Forecasts of arctic blasts closely resembling those of late January but not quite as cold in the eastern half of the U.S. and Canada provided a solid foundation for Tuesday’s gains, according to one source. The Midwest was already under a winter storm siege with highs not expected to get above the 20s across the Great Lakes states. Meanwhile, the Northeast and South were just beginning to feel the effects of cold fronts, with considerably more frigid conditions due later this week.

Despite the tremendous boosts in average prices, numbers were falling far and fast towards the end of the morning, a Northeast trader said. “I tried for a Dracut [Maritimes & Northeast delivery point into Tennessee in Massachusetts] purchase at $8.20 but couldn’t do it. I sure was glad later because the market was falling apart near the end,” he said. He reported seeing Texas Eastern M-3 at $8.15 early and then $7.00-05 later on. “I think some people were aiming for $10-plus, but then the market ran out of buyers.”

That left a lot of people long on supply at the end of the morning and probably trying to bank gas on the pipes, the trader continued. But there was some risk involved there, since restrictions on scheduling due-shipper imbalance makeup gas by some Northeast pipes mean they might not get banked gas back for possibly as long as a week or two, he said. Such traders could end up selling at a substantial loss when finally allowed to schedule due-shipper gas again, he said.

Despite the late retreats creating highly volatile ranges, the Northeast trader said he thinks “we may see $10-plus citygates like in late January later this week because the weather is going to get worse and also spread into the South again.”

A Midcontinent/Midwest marketer said late prices also tumbled in his region. “Midcontinent numbers fell by 30 cents in the last hour,” he said. Traders have completely dismissed ANR’s Sunday night rupture in Illinois (see Daily GPI, Feb. 4 ) as having any market impact other than Monday’s one-day spike on ANR Southwest. “I don’t think we’re that crazy [referring for potential return of $10-plus pricing in Northeast],” the marketer said with a laugh, “but you never know about those guys [Northeast traders]. After all, the Northeast is a foreign market for us.”

A Florida utility staffer observed that even though weather in the state may be quite mild, buyers there can’t escape the impact of competition for Gulf Coast supplies from soaring markets elsewhere. At least her utility’s load was so small that no new purchases were needed Tuesday, “which is a blessing when prices are spiking like this.”

The West’s failure to scale the heights being seen in the East was no mystery, a western source said. “We just don’t have the weather demand that they do back East.”
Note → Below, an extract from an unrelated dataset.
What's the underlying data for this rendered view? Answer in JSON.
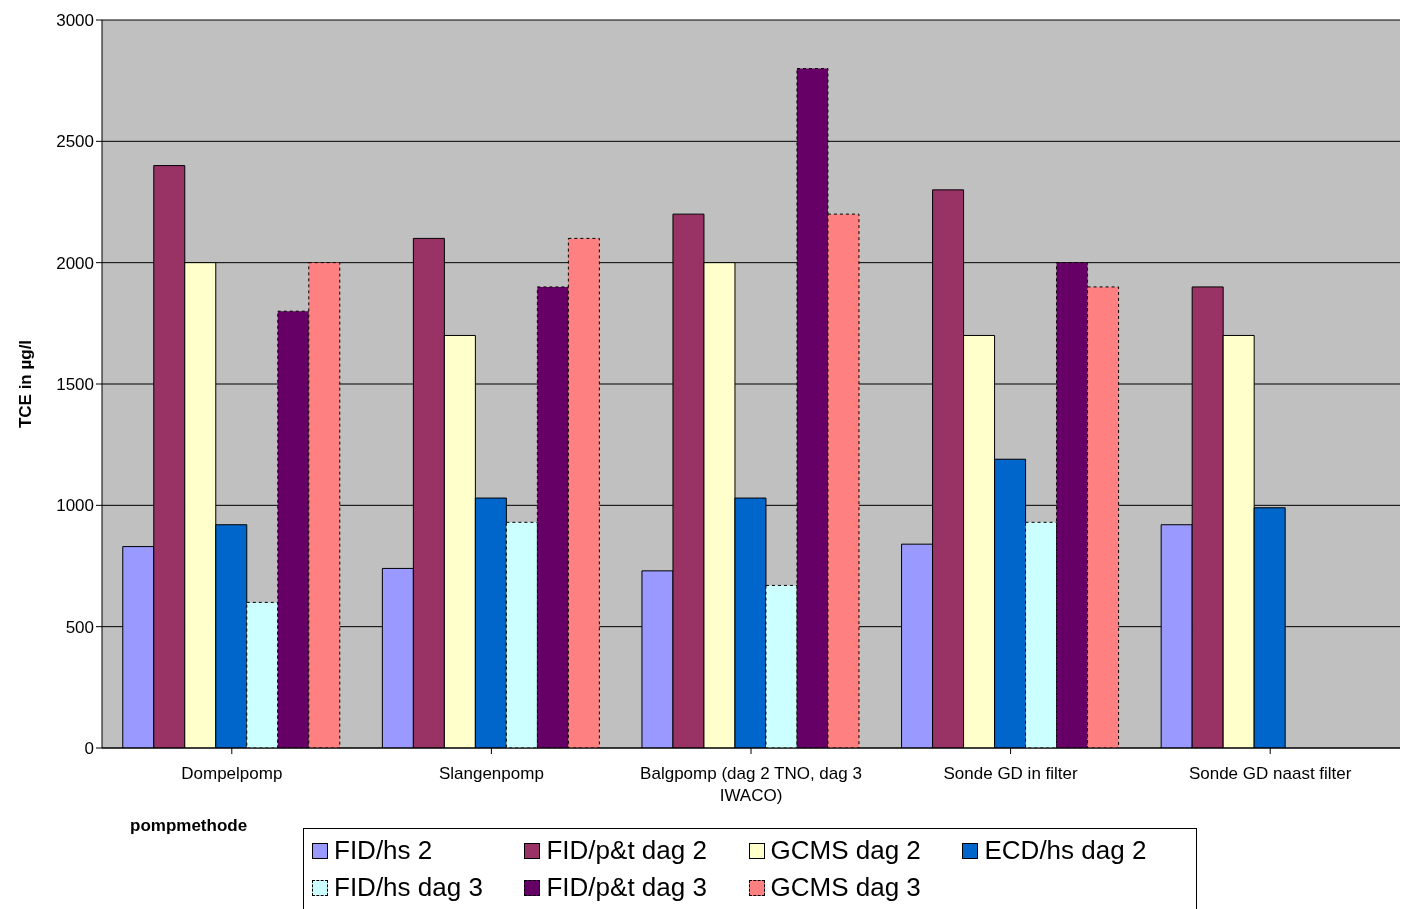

However, unlike the late softening trends seen in the East, a marketer reported rising quotes at Malin and some other western points. She attributed the late upticks to rising demand for Alberta gas heading east to more lucrative markets in Eastern Canada and the U.S. Midwest and Northeast. “That got a lot of people to buy late at Malin,” she said. The marketer felt that although prices likely would keep moving higher in the East Wednesday, the bullishness there was unlikely to be strong enough to keep supporting western prices beyond Tuesday.
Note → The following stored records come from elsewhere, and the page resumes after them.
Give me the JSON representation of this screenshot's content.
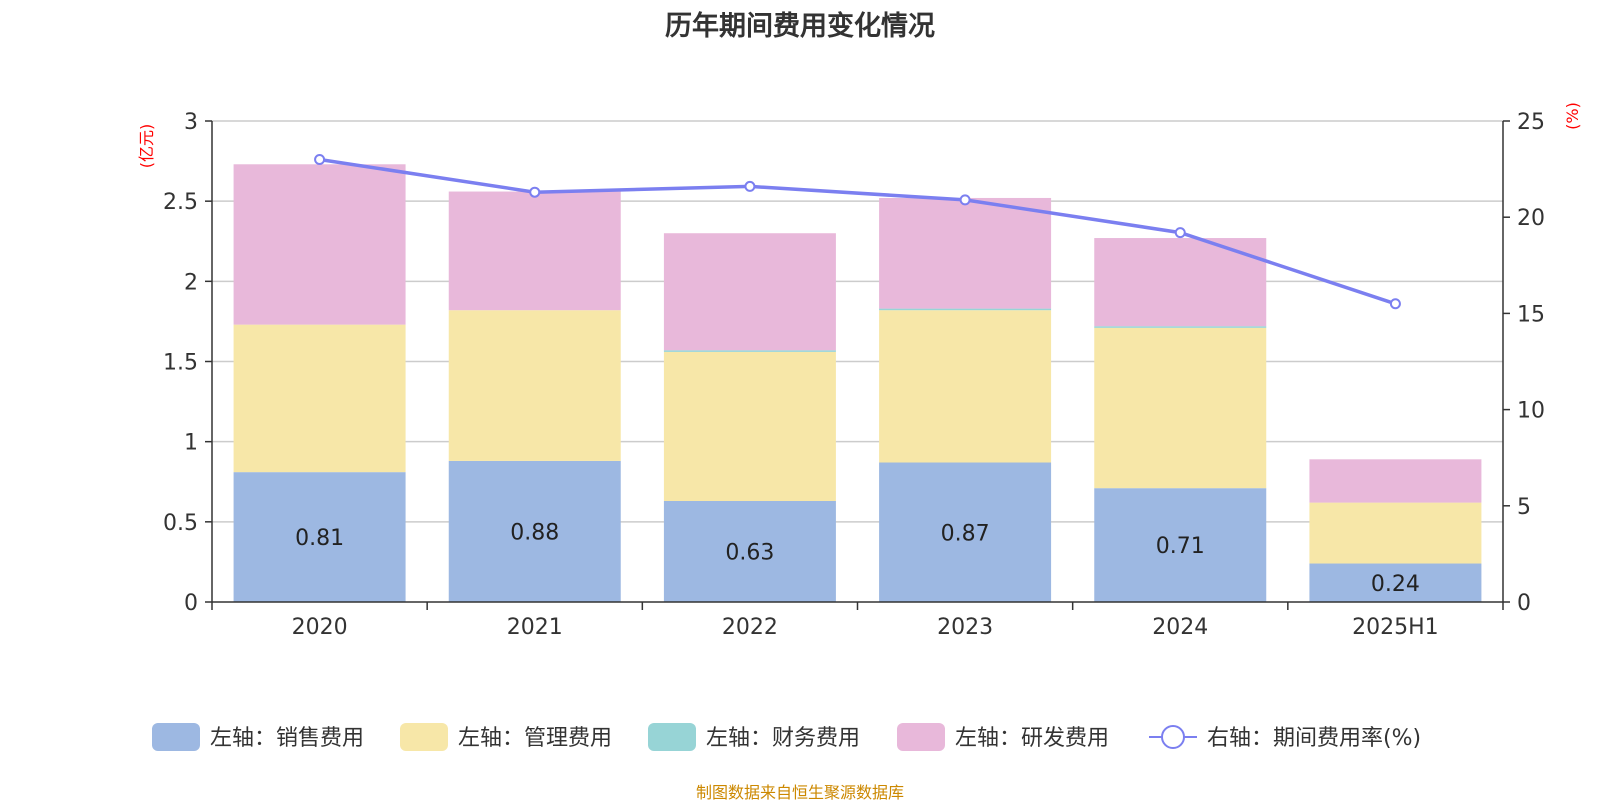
{
  "title": "历年期间费用变化情况",
  "source": "制图数据来自恒生聚源数据库",
  "chart_data": {
    "type": "bar",
    "stacked": true,
    "categories": [
      "2020",
      "2021",
      "2022",
      "2023",
      "2024",
      "2025H1"
    ],
    "y_left": {
      "unit_label": "(亿元)",
      "ylim": [
        0,
        3
      ],
      "ticks": [
        "0",
        "0.5",
        "1",
        "1.5",
        "2",
        "2.5",
        "3"
      ]
    },
    "y_right": {
      "unit_label": "(%)",
      "ylim": [
        0,
        25
      ],
      "ticks": [
        "0",
        "5",
        "10",
        "15",
        "20",
        "25"
      ]
    },
    "grid": true,
    "legend_position": "bottom",
    "series": [
      {
        "name": "左轴：销售费用",
        "type": "bar",
        "axis": "left",
        "color": "#9db8e2",
        "values": [
          0.81,
          0.88,
          0.63,
          0.87,
          0.71,
          0.24
        ],
        "labels": [
          "0.81",
          "0.88",
          "0.63",
          "0.87",
          "0.71",
          "0.24"
        ]
      },
      {
        "name": "左轴：管理费用",
        "type": "bar",
        "axis": "left",
        "color": "#f7e7a8",
        "values": [
          0.92,
          0.94,
          0.93,
          0.95,
          1.0,
          0.38
        ]
      },
      {
        "name": "左轴：财务费用",
        "type": "bar",
        "axis": "left",
        "color": "#97d4d6",
        "values": [
          0.0,
          0.0,
          0.01,
          0.01,
          0.01,
          0.0
        ]
      },
      {
        "name": "左轴：研发费用",
        "type": "bar",
        "axis": "left",
        "color": "#e8b8da",
        "values": [
          1.0,
          0.74,
          0.73,
          0.69,
          0.55,
          0.27
        ]
      },
      {
        "name": "右轴：期间费用率(%)",
        "type": "line",
        "axis": "right",
        "color": "#7b7ff0",
        "values": [
          23.0,
          21.3,
          21.6,
          20.9,
          19.2,
          15.5
        ]
      }
    ]
  }
}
A Southwest trader said Permian Basin and Waha numbers greatly outpaced the rest of the West because of their ability to access intrastate Texas and Midcontinent/Midwest markets. “Permian gas was mostly going east and then north from Waha,” he said. Northern Natural throughput from the lower MIDs continues to be hampered by a continuing outage of the pipe’s Mitchell to Spraberry line outage (see Daily GPI, Feb. 3), he said, noting that some plants in the area are limited in the tailgate volumes that can be sent north.